Latif: Currently, our focus is on creating a community of elite sports scientists at the forefront of physiology, biomechanics, psychology and nutrition. The fire that brings this community together is the desire to learn more about what makes a human perform at their best. This hunger for insight is what brings our community together.

Cross-collaboration among this group is hugely important to us. Due to the human body’s interconnectedness, new insights in one field help drive discoveries in another. We ensure this cross-collaboration takes place both on and off the platform through forums and in-person events that we host.

Because of this hunger to learn new insights, the collaboration we foster, and the ability to develop new unique insights with the help of machine learning, our community is incentivized to keep using Watz. Watz allows them to stay at the forefront of their respective fields, developing the greatest possible intelligence on optimal human performance.

Daso: What additions to the Watz’ analytical layer’ will be built in the future?

Watz: Our community is constantly adding to the analytical layer of Watz. It is a place for anyone who understands how to interpret biometric data to build new metrics and insights. The creators of these insights can then share them with a community of top athletes, coaches and teams. This feature will soon be publicly available so that anyone can contribute to building the health algorithms of our future.

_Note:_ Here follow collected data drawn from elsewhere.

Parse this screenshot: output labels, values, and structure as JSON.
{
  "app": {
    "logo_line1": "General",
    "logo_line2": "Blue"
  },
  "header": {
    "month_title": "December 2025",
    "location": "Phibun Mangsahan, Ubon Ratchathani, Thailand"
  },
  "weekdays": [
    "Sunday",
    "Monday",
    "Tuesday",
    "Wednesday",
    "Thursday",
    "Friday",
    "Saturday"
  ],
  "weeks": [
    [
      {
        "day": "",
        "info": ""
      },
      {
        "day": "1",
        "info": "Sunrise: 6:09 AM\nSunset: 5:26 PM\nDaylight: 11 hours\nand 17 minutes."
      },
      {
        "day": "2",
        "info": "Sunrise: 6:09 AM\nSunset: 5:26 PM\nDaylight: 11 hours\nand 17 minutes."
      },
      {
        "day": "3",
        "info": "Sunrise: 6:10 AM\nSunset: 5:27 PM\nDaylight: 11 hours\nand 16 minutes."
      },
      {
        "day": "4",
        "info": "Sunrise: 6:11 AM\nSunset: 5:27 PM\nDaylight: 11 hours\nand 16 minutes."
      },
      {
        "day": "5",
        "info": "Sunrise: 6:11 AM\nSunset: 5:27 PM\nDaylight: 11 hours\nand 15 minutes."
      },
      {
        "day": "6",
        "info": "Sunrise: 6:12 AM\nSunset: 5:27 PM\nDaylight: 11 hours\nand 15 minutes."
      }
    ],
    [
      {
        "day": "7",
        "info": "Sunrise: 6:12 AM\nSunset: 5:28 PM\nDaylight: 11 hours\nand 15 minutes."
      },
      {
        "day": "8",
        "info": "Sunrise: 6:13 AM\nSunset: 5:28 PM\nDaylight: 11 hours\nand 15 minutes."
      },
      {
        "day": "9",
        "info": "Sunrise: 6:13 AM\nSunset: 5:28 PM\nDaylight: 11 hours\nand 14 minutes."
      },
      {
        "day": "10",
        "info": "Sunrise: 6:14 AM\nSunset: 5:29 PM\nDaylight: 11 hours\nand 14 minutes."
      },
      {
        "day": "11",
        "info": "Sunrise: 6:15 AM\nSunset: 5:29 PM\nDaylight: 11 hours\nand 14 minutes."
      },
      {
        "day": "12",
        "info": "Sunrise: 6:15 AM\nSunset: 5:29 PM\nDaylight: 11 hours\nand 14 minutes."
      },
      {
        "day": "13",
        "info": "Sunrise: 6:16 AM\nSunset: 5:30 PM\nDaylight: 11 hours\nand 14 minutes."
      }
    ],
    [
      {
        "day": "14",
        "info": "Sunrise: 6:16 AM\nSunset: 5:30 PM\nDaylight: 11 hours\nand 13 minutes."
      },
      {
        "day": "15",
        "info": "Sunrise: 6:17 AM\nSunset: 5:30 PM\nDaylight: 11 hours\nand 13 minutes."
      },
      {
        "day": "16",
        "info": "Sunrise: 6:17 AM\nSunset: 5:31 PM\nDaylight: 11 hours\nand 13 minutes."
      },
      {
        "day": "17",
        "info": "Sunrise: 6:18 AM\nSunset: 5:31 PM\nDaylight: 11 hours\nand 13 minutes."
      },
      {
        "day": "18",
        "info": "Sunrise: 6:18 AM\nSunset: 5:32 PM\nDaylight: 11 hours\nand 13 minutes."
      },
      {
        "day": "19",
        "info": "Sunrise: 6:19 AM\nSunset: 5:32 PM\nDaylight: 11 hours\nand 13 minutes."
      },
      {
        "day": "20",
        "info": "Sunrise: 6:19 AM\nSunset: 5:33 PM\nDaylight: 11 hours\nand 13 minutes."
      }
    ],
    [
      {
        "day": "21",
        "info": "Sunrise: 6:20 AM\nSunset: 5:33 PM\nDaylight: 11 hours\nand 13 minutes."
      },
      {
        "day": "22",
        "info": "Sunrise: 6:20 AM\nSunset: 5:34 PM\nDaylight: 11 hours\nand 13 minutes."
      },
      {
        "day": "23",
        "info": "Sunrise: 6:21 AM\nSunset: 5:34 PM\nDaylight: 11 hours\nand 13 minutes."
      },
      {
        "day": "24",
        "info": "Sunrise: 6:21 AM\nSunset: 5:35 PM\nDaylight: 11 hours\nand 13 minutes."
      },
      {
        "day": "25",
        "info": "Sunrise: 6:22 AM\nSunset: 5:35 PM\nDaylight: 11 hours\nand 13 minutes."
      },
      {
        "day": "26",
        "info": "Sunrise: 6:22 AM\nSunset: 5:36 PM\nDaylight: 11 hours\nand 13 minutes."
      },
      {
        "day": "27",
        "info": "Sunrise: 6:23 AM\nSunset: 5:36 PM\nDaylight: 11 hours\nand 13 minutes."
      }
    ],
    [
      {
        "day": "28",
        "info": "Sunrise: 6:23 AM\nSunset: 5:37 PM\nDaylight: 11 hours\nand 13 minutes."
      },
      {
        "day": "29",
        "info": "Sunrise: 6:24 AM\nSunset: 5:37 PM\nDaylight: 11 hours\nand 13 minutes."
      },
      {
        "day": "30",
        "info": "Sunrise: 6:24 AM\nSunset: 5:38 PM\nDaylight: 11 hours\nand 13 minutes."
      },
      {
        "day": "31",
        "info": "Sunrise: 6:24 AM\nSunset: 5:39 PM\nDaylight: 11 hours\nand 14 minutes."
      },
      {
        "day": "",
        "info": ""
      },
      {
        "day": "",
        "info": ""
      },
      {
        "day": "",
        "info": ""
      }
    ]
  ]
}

The analytical layer can host an ecosystem of applications, such as remotely monitoring patients or helping insurance companies better quantify the risk of their policies. The platform improves the insight we stand to gain from biomarkers; the final piece of the puzzle, though, is directing the output of this analysis. This is the grand plan, but it requires careful steps to ensure we succeed in decoding the human health puzzle.

Daso: What’s one emerging trait that is collectively shared across your team that will enable Watz’s mission to be realized?

Latif: I think one of the strongest unifying threads is that we are/were all high-performance athletes. We know the level of detail involved in winning championships, and we know that to get there requires a meticulous learning process.

People often talk about creating learning cultures, but it takes a lot of patience and focus on being reflective when we fail. This is tricky because we often internalize failure as something that hurts us, but by structuring in this deliberate reflection, we learn the opportunity that comes with failure—the opportunity to learn something new. By learning as a team, we learn from each other’s mistakes and not just our own, so our learning rate is a lot higher together.

We also came from sports, where data is a central part of this learning process. As a racing driver, I would spend hours debriefing with race engineers after every session, often spending 8 hours a day analyzing every detail of data, informing where the car could improve. We are deeply acute to the edge we could gain by learning more from data.